We have gone to great trouble to put on the statute book the confiscation and forfeiture provisions, and in doing so we have repealed the provisions for a fine which we put on the statute book only 18 months ago. We are doing that because it was said, or at least clearly implied, that the Government felt that a fine was not really an appropriate way of approaching the problem; if someone was going to prison, to add a punitive fine was something of a legal nonsense, and it would be much better to go for confiscation and forfeiture.

On the whole, I sympathise with that argument, arid I have given it broad support. However, it seems a bit de trop then to turn round and, having substituted the machinery of confiscation and forfeiture, to reintroduce in clause 44—if not by the back door, at least by a side door—the principle of fines in cases involving drugs. I do not see the use of that—here I come to the specifics of the amendment—if we are also going to have a confiscation order.

The Under-Secretary—I believe it was him; my memory is reasonably good—was very forthcoming, as he often is. Indeed, sometimes I think that he is too forthcoming for his own good. He shows a touch of naivety occasionally. He described to me exactly the reason why the Government want the clause on the statute book. I did not like that reason, which is why I put down my amendments and why I wish to pursue the matter in debate.

The Under-Secretary said that I had misunderstood the position. Let me paraphrase, I hope fairly, what he said. He gave an example in which a person accused and finally convicted of drug trafficking was given a 10-year sentence. We were to assume that his assets were £200,000, that there was consideration of a confiscation order, but that when it came to the point, the presumption was rebutted for some portion of those assets. Let me repeat an example that I used in Committee. Suppose that the drug trafficker could prove that £20,000 of shares that he held in company X had come to him indirectly from the will of his old aunt Euphemia, whose reputation in relation to drug trafficking was beyond reproach. He had therefore clearly rebutted the presumption that all of his assets had come from drug trafficking, and the £20,000 could not therefore be the subject of a confiscation order.

In such circumstances, the man would receive a 10-year prison sentence and £180,000 would be the subject of a confiscation order. However, his family would have saved from the wreck the £20,000, because they had been able to establish that it had nothing to do with his histDry of crime.

The Minister said, I thought rather doubtfully. that it would be possible to put such people in a catch 22 by using clause 44 and fining them £20,000. Although the offender had managed to use that tightly-drawn loophole, rebut the presumption and save some money from the confiscation order, he could then be told, "Your endless ingenuity, my man, has done you no good. I hereby fine you £20,000." If that is the theory on which we are being invited to put this power on the statute book, it does not seem to me to do much for the legal system or the courts. The more that I have thought about the matter, the more I have come to the conclusion that it would be better to do without it.
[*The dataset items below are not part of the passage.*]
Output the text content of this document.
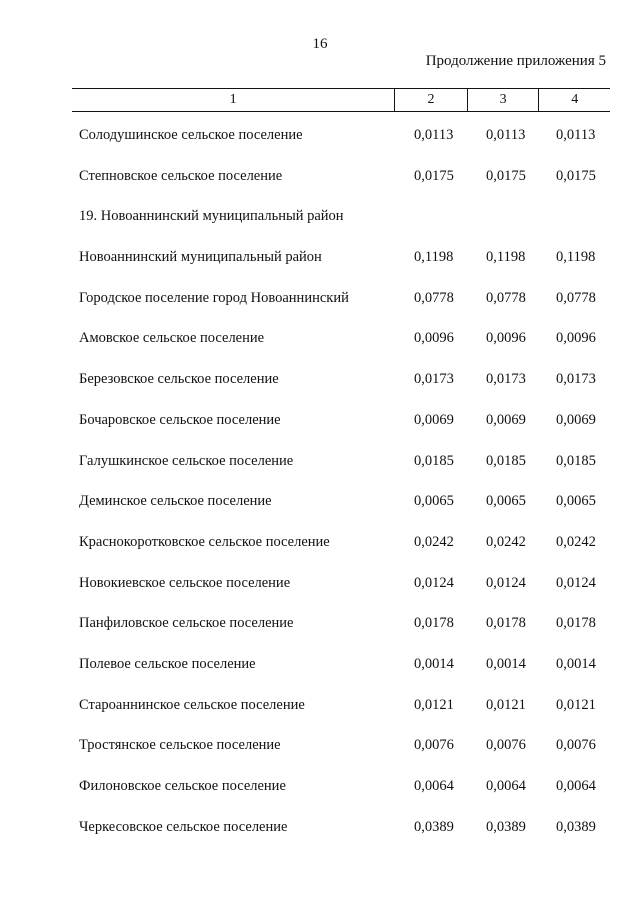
16
Продолжение приложения 5
1	2	3	4
Солодушинское сельское поселение	0,0113 0,0113 0,0113
Степновское сельское поселение	0,0175 0,0175 0,0175
19. Новоаннинский муниципальный район
Новоаннинский муниципальный район	0,1198 0,1198 0,1198
Городское поселение город Новоаннинский	0,0778 0,0778 0,0778
Амовское сельское поселение	0,0096 0,0096 0,0096
Березовское сельское поселение	0,0173 0,0173 0,0173
Бочаровское сельское поселение	0,0069 0,0069 0,0069
Галушкинское сельское поселение	0,0185 0,0185 0,0185
Деминское сельское поселение	0,0065 0,0065 0,0065
Краснокоротковское сельское поселение	0,0242 0,0242 0,0242
Новокиевское сельское поселение	0,0124 0,0124 0,0124
Панфиловское сельское поселение	0,0178 0,0178 0,0178
Полевое сельское поселение	0,0014 0,0014 0,0014
Староаннинское сельское поселение	0,0121 0,0121 0,0121
Тростянское сельское поселение	0,0076 0,0076 0,0076
Филоновское сельское поселение	0,0064 0,0064 0,0064
Черкесовское сельское поселение	0,0389 0,0389 0,0389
I am not suggesting that clause 44 should go entirely. That might be going too far, and I am as anxious as anyone that the courts should have adequate powers to deal with cases involving controlled drugs. The effect of amendment No. 16—at least, I hope so; I am always a little nervous about my own drafting—would be to leave the courts, in cases relating to controlled drugs, with the power to impose fines. I feel that that is perfectly reasonable. However, it would be made clear that those fines could not be imposed when there had been a confiscation order under clause 1(1).

This is not a wrecking amendment. If it were, it would not have been selected. It is not even an attempt to undermine the intentions of the Government. It is a perfectly reasonable amendment. I accept, and indeed support, the confiscation concept. I also think it right that, when there is no confiscation order, the courts should have the power to fine. However, I do not think that they should say, "We will get you with a gaol sentence and hit you with a confiscation order, and when you manage to avoid some of the consequences quite properly by using the legal machinery on the statute book, we will finally get you with a catch-all fine provision." That seems to be going too far. That is why I tabled amendment No. 16, and I hope that the Government will consider it favourably.

The amendment would not in any way damage the power of the courts to deal properly and severely with drug offences. It merely makes it clear that the provisions and powers in clause 44 will not be available where a confiscation order has been imposed. There is the power to impose a fine under clause 1(1), but we object to the use of clause 44 and are attempting to strike at it in a way that I hope I have made reasonably clear

Mr. Lang

Perhaps I was too forthcoming in our debate in Committee on what was then clause 41. I remember it well. Referring in Standing Committee to subsection (5), the hon. Member for Glasgow, Garscadden (Mr. Dewar) said : I have read that only three times, but re-reading it has only added to my confusion. The hon. Gentleman then asked for "a fairly lucid explanation", after which he said: I must be getting tired and old. However, in the next column he said: Yes, I now begin to see the intensity of the pursuit."—[Official Report, First Scottish Standing Committee, 28 April 1987; c. 136–38.] We have today covered much of the ground that was dealt with in Committee, and the hon. Gentleman has said nothing new to persuade me that we should remove the discretionary power of the High Court to impose a fine in addition to a compensation. order. I do not anticipate that this power will be used, except on rare occasions, but, as the considerations underlying the imposition of a confiscation order and a fine are quite distinct, there is no reason in principle why they should not be combined, if the High Court sees fit.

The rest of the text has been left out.